Now… this discussion got me thinking and maybe the gradient precomputation thing can be masivley parallelized in the following way: The issue with parallelism and AD is the requirement to get the AD tree build up with the pointers in order. So operands need to be linked with their results and the gradients - and this needs to happen in sync. However, we have many functions which use the operands and partials. If now a new operands and partials just pre-allocates the storage needed for everything on the stack, then we have the door open to parallelizing it, I think. So what I think of could be done is:
A function with analytic gradients pre-allocates all needed memory on the AD stack as a first step.
Then the function registers the operands.
Next the function value is calculated (but not more).
Instead of now calculating the gradients, the function returns instantly and submits to a threadpool the task to fill in the gradients.
This way the program can keep building the AD tree while the analytic gradients are being calculate asynchronously! C++11 brings all we need for this with it - as I understood the future concept would probably be the right thing for this.
Should the above idea work, then we would probably see quite some speed gains due to this alone.
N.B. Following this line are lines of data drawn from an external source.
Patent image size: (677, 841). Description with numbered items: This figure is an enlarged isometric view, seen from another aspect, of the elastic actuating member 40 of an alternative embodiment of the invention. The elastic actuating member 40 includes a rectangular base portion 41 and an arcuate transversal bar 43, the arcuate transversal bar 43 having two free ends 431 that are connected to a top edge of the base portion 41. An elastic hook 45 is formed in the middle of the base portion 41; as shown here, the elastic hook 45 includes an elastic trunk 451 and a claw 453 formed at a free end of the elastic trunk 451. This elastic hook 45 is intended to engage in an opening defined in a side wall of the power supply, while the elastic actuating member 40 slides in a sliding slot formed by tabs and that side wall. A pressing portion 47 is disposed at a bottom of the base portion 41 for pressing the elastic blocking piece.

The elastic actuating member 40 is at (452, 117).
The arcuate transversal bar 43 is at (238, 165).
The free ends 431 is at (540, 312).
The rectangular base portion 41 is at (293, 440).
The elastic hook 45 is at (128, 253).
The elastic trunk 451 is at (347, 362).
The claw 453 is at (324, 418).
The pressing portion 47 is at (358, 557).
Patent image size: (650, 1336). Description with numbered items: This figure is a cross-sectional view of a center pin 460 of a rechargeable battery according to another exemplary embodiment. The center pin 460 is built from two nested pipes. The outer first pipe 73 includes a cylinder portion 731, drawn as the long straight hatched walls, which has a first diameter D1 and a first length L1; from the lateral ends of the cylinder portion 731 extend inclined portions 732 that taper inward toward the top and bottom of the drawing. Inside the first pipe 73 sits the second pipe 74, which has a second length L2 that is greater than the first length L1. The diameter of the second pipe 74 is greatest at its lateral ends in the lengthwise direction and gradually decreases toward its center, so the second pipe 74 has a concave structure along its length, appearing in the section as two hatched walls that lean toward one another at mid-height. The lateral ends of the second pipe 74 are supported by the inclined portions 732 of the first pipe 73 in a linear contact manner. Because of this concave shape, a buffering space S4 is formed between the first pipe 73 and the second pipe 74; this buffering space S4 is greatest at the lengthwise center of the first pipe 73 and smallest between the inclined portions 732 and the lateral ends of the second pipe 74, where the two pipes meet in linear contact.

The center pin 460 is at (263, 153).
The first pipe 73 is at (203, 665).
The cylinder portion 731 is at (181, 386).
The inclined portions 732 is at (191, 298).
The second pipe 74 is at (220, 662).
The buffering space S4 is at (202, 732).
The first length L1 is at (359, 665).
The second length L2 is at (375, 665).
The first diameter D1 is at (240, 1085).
Have I missed anything? The key idea is to maintain the only operation which needs correct order in sync (memory allocation, operands linking), but let everything else execute on demand in parallel.
Thoughts? (This only works for gradients though, not higher order)
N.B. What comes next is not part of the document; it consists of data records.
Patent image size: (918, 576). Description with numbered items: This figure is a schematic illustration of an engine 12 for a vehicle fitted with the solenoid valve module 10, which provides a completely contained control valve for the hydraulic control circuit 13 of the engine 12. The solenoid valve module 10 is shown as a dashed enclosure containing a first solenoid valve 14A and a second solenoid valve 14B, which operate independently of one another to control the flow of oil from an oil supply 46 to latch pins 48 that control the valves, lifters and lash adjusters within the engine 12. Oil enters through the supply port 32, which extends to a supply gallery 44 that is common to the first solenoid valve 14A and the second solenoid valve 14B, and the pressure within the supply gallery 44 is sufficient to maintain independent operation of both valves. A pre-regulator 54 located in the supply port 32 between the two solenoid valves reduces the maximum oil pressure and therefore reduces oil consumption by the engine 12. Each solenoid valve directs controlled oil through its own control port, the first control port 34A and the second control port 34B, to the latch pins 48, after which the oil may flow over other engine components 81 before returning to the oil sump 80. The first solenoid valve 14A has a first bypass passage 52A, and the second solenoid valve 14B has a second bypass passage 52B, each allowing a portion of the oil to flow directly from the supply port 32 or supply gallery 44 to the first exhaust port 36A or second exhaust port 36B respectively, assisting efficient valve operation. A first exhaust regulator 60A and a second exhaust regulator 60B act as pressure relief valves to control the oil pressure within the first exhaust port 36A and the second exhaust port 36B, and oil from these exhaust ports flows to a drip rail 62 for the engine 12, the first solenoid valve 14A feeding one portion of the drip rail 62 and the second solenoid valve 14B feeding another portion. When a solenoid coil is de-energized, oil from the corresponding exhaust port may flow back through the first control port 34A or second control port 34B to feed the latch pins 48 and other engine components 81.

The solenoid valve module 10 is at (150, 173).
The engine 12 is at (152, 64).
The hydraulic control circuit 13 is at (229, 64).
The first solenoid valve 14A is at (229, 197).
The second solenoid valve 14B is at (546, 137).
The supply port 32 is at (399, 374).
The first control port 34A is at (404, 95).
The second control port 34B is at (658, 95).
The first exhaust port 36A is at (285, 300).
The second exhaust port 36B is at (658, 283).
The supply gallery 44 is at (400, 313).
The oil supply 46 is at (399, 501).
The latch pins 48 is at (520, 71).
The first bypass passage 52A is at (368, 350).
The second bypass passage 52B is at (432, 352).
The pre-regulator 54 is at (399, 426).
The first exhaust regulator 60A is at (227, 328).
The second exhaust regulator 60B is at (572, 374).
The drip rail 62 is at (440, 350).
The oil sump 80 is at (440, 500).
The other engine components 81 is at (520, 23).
Yes, that’ll work. I thought this is basically what you’re doing with MPI.
Three things. First, some of those computations have a lot of serial dependencies for intermediate quantities. Second, we need more cores to use all the speed gains. Third, all that coordination.
MPI is slightly different. With MPI we put everything into distinct processes. Each process has its own AD tree and as such there are no constraints within each process.
What I am suggesting here is essentially an alternative to openMP.
The serial dependencies could be a problem, yes; we would need to check if this is a showstopper or not. However, with closures and stuff like that it should be at least easy to program (I mean using the intermediates).
I am not worried about the cores. For high performance computing you can assume clusters with many cores. Moreover, MPI allows parallelization between machines while what I have described above works only on a given machine.
I am a bit overloaded with all those Stan projects such that I won’t be able to do a prototype any time soon, but we should keep this in the back of our minds.
This sounded like how you have to put the autodiff tree back together with the result like you do for MPI.
If you pull up 100 cores and then ask each one to parallelize low-level calcs over 20 cores, you’re going to be requesting a whole lot of cores. I might be on a 16-core desktop or a shared cluster at Columbia rather than at Google or on AWS.
I can promise you: For any problem which involves to solve an ode for multiple subjects you will have a huge smile in your face once you went through the trouble and coded things up using MPI map rect and use for the start 4 cores with it. Stan then just prints those iteration messages so much faster!
I am really curious how this approaches fares for variable selection or the like.